1. Errors and wranings are recorded as they are encountered
2. Errors and warnings are reported to the user at the point at which makes
most sense given the current processing context
3. Further processing subsequent to errors and warnings being reported is at
the discretion of the code doing the reporting

This sounds a little vague given the detail of the thread. So mapping to the
monitor code that is being developed....

1. Errors and warnings will be lodged with the monitor as problems as
processing continues. Exceptions won't be thrown. Processing here covers any
processing of user input, i.e. contributions and the artifacts they contain.
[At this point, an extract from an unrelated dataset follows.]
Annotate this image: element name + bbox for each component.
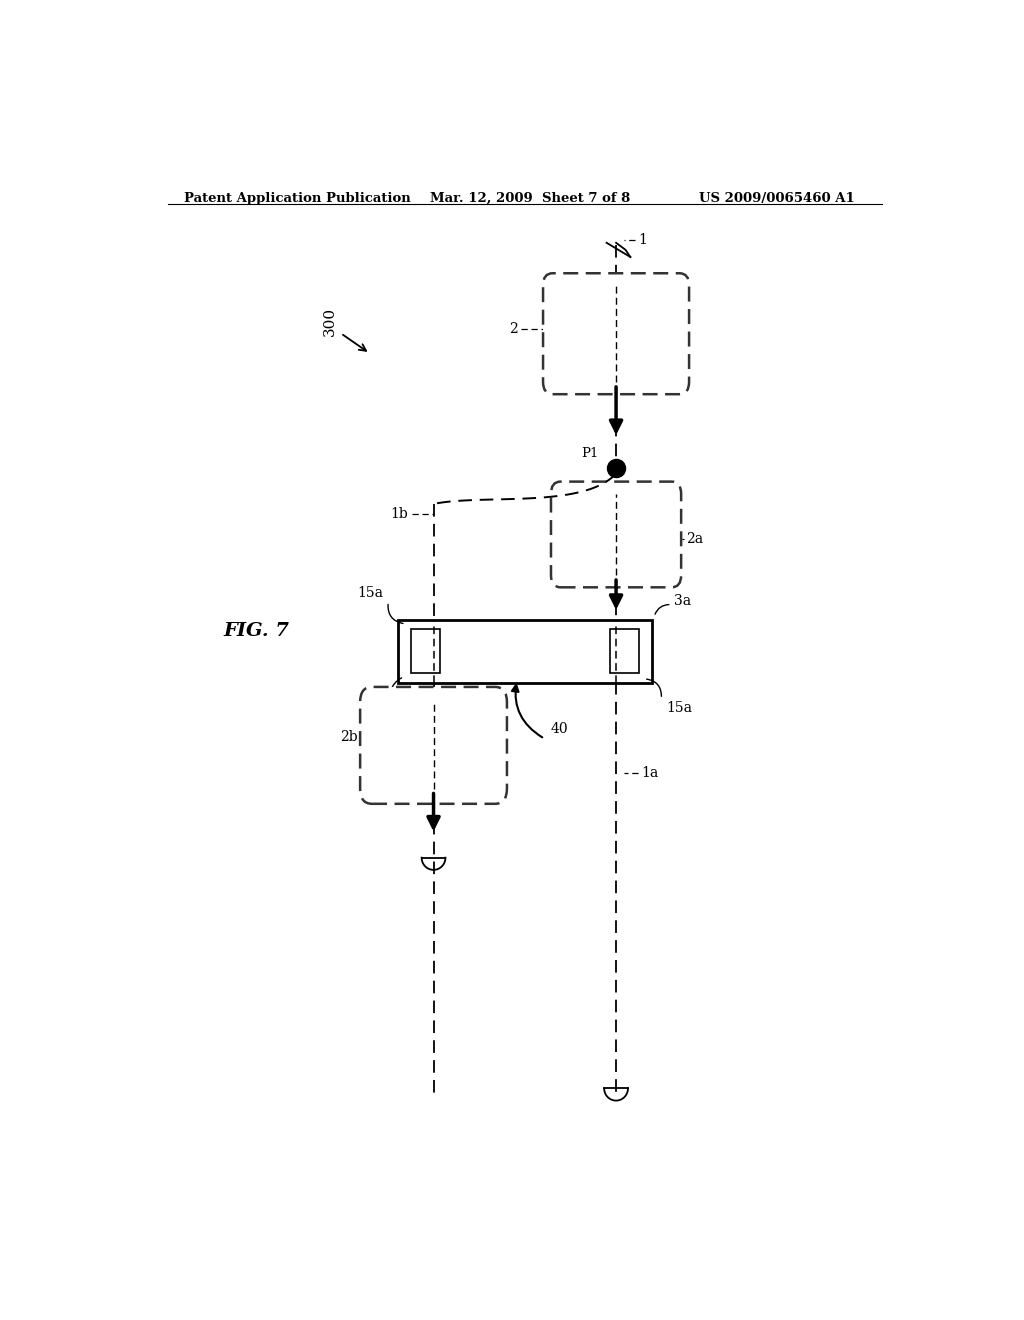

2. At some point a phase of processing will be complete, e.g. the
contribution has been read, the composite has been built etc.At this point
problems would be read from the monitor for display to the user. (currently
this will have already happened as our current monitor will just log errors
and warnings as it receives them but you can imagine more capable monitors)
3. The controlling logic may look at the errors and warnings it is reporting
to the user and prevent further processing occurring. Or it may allow
processing to continue. This  depends on which bit of processing we are
talking about and what errors have been reported.

Regards

Simon

I agree with the above as a basic framework.  The next step is
probably to agree on the default approach that Tuscany should
take for reporting errors and stopping processing when various
kinds of problems have occurred.

For example, by default:
Annotations that violate the SCA spec rules are detected when a
component's implementation is introspected as part of adding
a composite to the domain-level composite.  These errors are
reported by messages on System.err.  The "add" operation will
fail if any of these errors were detected.